Pues esa mañana todas estas situaciones de béisbol se estaban viendo en el campo de juego y los niños estaban felices, porque podían ver al equipo de su papá y a su querido papá en acción en el deporte que tanto les emocionaba.
Pasaron las primeras entradas y ya el calor era muy notorio; pegaba el sol de frente a los niños en las gradas de adelante, al centro, donde los habían acomodado muy amablemente, para que disfrutaran del partido.
Entre una entrada y otra el jugador vino y les trajo a sus hijos una paleta de hielo, sabor limón, de esas que les llamábamos cuatas, por tener dos palitos de madera y una marca al centro, que en realidad permitía hacer dos de una sola.
Pues así se hizo, se partió la paleta cuata en dos y se les dio a los niños, que ya andaban con la lengua de fuera, más aún que los propios jugadores en el terreno de juego. O al menos ellos así lo sentían.
El jugador se distinguió siempre por tener un gran ingenio para improvisar bromas y aplicarlas con una formalidad que no se sabía, a ciencia cierta, si estaría hablando en serio. Y en esta ocasión se la aplicó a sus niños.
Aquí está esta paleta de hielo, la partimos para que sean dos y me guardan una para cuando se acabe el partido, por favor, les dijo. Los inocentes muchachitos se la creyeron al bromista papá y entonces empezaron a comer los dos de una sola paleta, cosa que disfrutaron enormemente al mitigar el fuerte calor con un hielo dulce con sabor a limón.
Muy rápidamente, en unos minutos, el hielo se derretía por la alta temperatura y el implacable sol de este ya mediodía en la zona desértica del norte de México. Entonces los niños apuraron el consumo de su deliciosa paleta y ahí fue donde se dieron cuenta que tenían un grave problema: la paleta que les encargó su papá igualmente se derretía con facilidad y ya la mano del niño más chico, al que le tocó sostenerla, estaba totalmente embadurnada de jarabe pegajoso color verde. Así hasta que solo fue un palito con mínimos restos de hielo.
Para esto se acabó la siguiente entrada y el jugador vino a ver cómo estaban sus hijos. Solo entonces advirtió que habían creído su broma y únicamente se habían comido una parte de la paleta y habían tratado de guardarle la que supuestamente les encargó, cosa que no consiguieron pues el calor no lo permitió.
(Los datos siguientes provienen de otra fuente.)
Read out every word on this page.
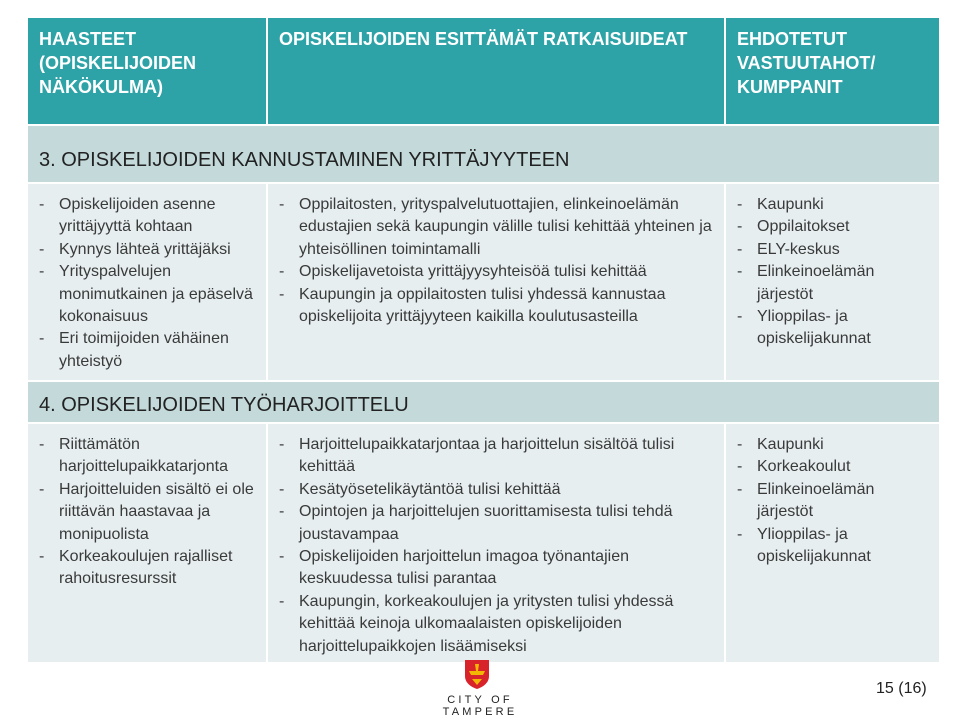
HAASTEET (OPISKELIJOIDEN NÄKÖKULMA)
OPISKELIJOIDEN ESITTÄMÄT RATKAISUIDEAT	EHDOTETUT VASTUUTAHOT/ KUMPPANIT
3. OPISKELIJOIDEN KANNUSTAMINEN YRITTÄJYYTEEN
- Opiskelijoiden asenne yrittäjyyttä kohtaan
- Kynnys lähteä yrittäjäksi
- Yrityspalvelujen monimutkainen ja epäselvä kokonaisuus
- Eri toimijoiden vähäinen yhteistyö
- Oppilaitosten, yrityspalvelutuottajien, elinkeinoelämän edustajien sekä kaupungin välille tulisi kehittää yhteinen ja yhteisöllinen toimintamalli
- Opiskelijavetoista yrittäjyysyhteisöä tulisi kehittää
- Kaupungin ja oppilaitosten tulisi yhdessä kannustaa opiskelijoita yrittäjyyteen kaikilla koulutusasteilla
- Kaupunki
- Oppilaitokset
- ELY-keskus
- Elinkeinoelämän järjestöt
- Ylioppilas- ja opiskelijakunnat
4. OPISKELIJOIDEN TYÖHARJOITTELU
- Riittämätön harjoittelupaikkatarjonta
- Harjoitteluiden sisältö ei ole riittävän haastavaa ja monipuolista
- Korkeakoulujen rajalliset rahoitusresurssit
- Harjoittelupaikkatarjontaa ja harjoittelun sisältöä tulisi kehittää
- Kesätyösetelikäytäntöä tulisi kehittää
- Opintojen ja harjoittelujen suorittamisesta tulisi tehdä joustavampaa
- Opiskelijoiden harjoittelun imagoa työnantajien keskuudessa tulisi parantaa
- Kaupungin, korkeakoulujen ja yritysten tulisi yhdessä kehittää keinoja ulkomaalaisten opiskelijoiden harjoittelupaikkojen lisäämiseksi
- Kaupunki
- Korkeakoulut
- Elinkeinoelämän järjestöt
- Ylioppilas- ja opiskelijakunnat
CITY OF TAMPERE
15 (16)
El jugador ya no sabía si reír o tener algún otro gesto que mostrara la ternura que le invadió al ver que sus hijos hicieron todo lo que pudieron por conservarle su paleta y ellos solamente se comieron una parte. Los llevó a lavarse las manos y les tuvo que comprar otra paleta cuata, ahora si una parte para cada uno.
No se imaginó que en los niños iba a prevalecer el principio de obediencia, o hasta de preferir no comer ellos para dejarle la paleta a su papá; creyó que iban a saber que era solo una broma, pero pasó por alto que los chicos eran solo unos niños, y además sus hijos.
Esta experiencia resultó inolvidable para los niños, pues vieron jugar a su papá en un buen momento de su carrera como beisbolista y además consolidaron valores familiares.